Deutschland und die Vereinigten Staaten sind seit sieben Jahrzehnten gute und hervorragende Partner. Sie arbeiten eng zusammen.

(Unruhe – Glockenzeichen des Präsidenten)

Das ist eines der großen Friedensprojekte. Das ist einer der großen Erfolge deutscher Bündnis- und Außenpolitik.

Das passt auch hierzu: Die Verzahnung wird immer enger. Ein deutscher General soll Stabschef des amerikanischen Heeres in Europa mit voller Verantwortung und Befehlsgewalt werden. Das ist von amerikanischer Seite ein Zeichen für Offenheit und gute Partnerschaft. Das ist das richtige Signal nach den Vorgängen des vergangenen Sommers.

(Manfred Pentz (CDU): Genau!)

Auf dem Gelände des Quartiers in Wiesbaden entsteht unter anderem auch ein nachrichtendienstliches Zentrum. Das haben Sie angesprochen.

(Janine Wissler (DIE LINKE): Genau!)

Hier stehen aber militärische Interessen im Vordergrund.
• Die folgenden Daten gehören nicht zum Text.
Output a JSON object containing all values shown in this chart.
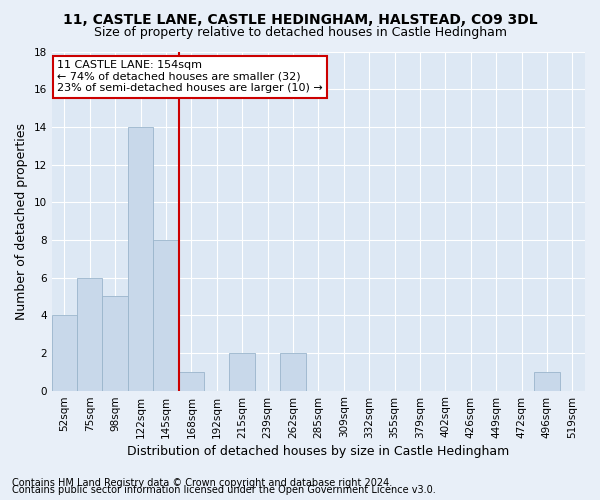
{
  "title1": "11, CASTLE LANE, CASTLE HEDINGHAM, HALSTEAD, CO9 3DL",
  "title2": "Size of property relative to detached houses in Castle Hedingham",
  "xlabel": "Distribution of detached houses by size in Castle Hedingham",
  "ylabel": "Number of detached properties",
  "footnote1": "Contains HM Land Registry data © Crown copyright and database right 2024.",
  "footnote2": "Contains public sector information licensed under the Open Government Licence v3.0.",
  "categories": [
    "52sqm",
    "75sqm",
    "98sqm",
    "122sqm",
    "145sqm",
    "168sqm",
    "192sqm",
    "215sqm",
    "239sqm",
    "262sqm",
    "285sqm",
    "309sqm",
    "332sqm",
    "355sqm",
    "379sqm",
    "402sqm",
    "426sqm",
    "449sqm",
    "472sqm",
    "496sqm",
    "519sqm"
  ],
  "values": [
    4,
    6,
    5,
    14,
    8,
    1,
    0,
    2,
    0,
    2,
    0,
    0,
    0,
    0,
    0,
    0,
    0,
    0,
    0,
    1,
    0
  ],
  "bar_color": "#c8d8ea",
  "bar_edge_color": "#9ab5cc",
  "subject_line_index": 4,
  "subject_line_color": "#cc0000",
  "annotation_line1": "11 CASTLE LANE: 154sqm",
  "annotation_line2": "← 74% of detached houses are smaller (32)",
  "annotation_line3": "23% of semi-detached houses are larger (10) →",
  "annotation_box_color": "#cc0000",
  "ylim": [
    0,
    18
  ],
  "yticks": [
    0,
    2,
    4,
    6,
    8,
    10,
    12,
    14,
    16,
    18
  ],
  "figure_bg": "#e8eff8",
  "axes_bg": "#dde8f4",
  "grid_color": "#ffffff",
  "title1_fontsize": 10,
  "title2_fontsize": 9,
  "xlabel_fontsize": 9,
  "ylabel_fontsize": 9,
  "tick_fontsize": 7.5,
  "annotation_fontsize": 8,
  "footnote_fontsize": 7
}
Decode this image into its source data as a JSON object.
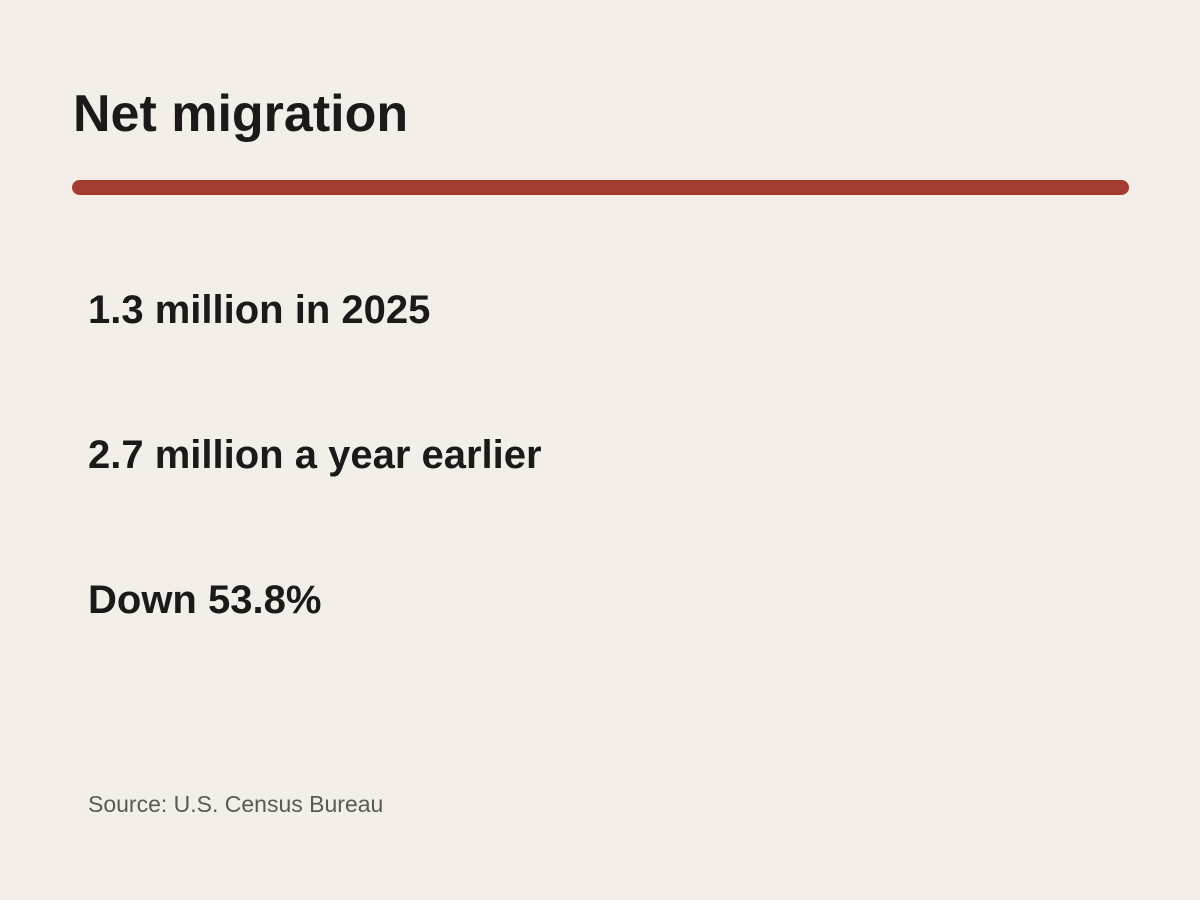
{
  "header": {
    "title": "Net migration"
  },
  "facts": [
    "1.3 million in 2025",
    "2.7 million a year earlier",
    "Down 53.8%"
  ],
  "source": "Source: U.S. Census Bureau"
}
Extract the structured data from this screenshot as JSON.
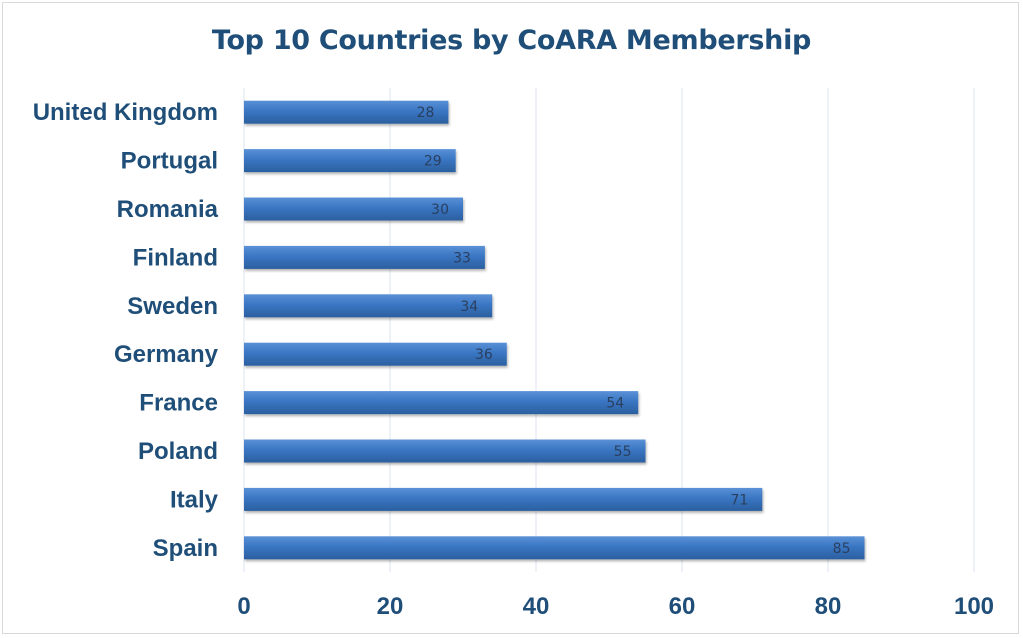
{
  "chart_data": {
    "type": "bar",
    "orientation": "horizontal",
    "title": "Top 10 Countries by CoARA Membership",
    "categories": [
      "United Kingdom",
      "Portugal",
      "Romania",
      "Finland",
      "Sweden",
      "Germany",
      "France",
      "Poland",
      "Italy",
      "Spain"
    ],
    "values": [
      28,
      29,
      30,
      33,
      34,
      36,
      54,
      55,
      71,
      85
    ],
    "xlabel": "",
    "ylabel": "",
    "xlim": [
      0,
      100
    ],
    "xticks": [
      "0",
      "20",
      "40",
      "60",
      "80",
      "100"
    ],
    "grid": true,
    "legend": "none",
    "bar_color": "#3a76c3",
    "title_color": "#1f4e79"
  }
}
Die Auslandsmissionen der NATO-Truppen, also auch der deutschen Soldaten, werden nachrichtendienstlich vorbereitet und begleitet. Wenn man hier korrekt argumentiert und nicht alles durcheinanderschmeißt, wie es Frau Wissler gemacht hat, muss man schon verschiedene Sachverhalte auseinanderhalten. Man darf nicht die unzulässige Bespitzelung durch die NSA, die im vergangenen Sommer aufgedeckt wurde, mit den berechtigten Aktivitäten der Nachrichtendienste durcheinandermengen.

(Beifall bei Abgeordneten der CDU – Janine Wissler (DIE LINKE): Mit Drohnenangriffen! Völlig berechtigt!)

Sie haben sich dann während Ihrer Rede schleichend zwischen dem, was wir wissen, und dem, was Sie vermuten, hin- und herbewegt. Ob über diese berechtigten militärischen Interessen hinaus noch andere Ziele verfolgt werden, ob Verstöße gegen das deutsche Datenschutzrecht vorliegen, das wird, das haben Sie zu Recht gesagt, ab heute von dem NSA-Untersuchungsausschuss des Bundestages erörtert.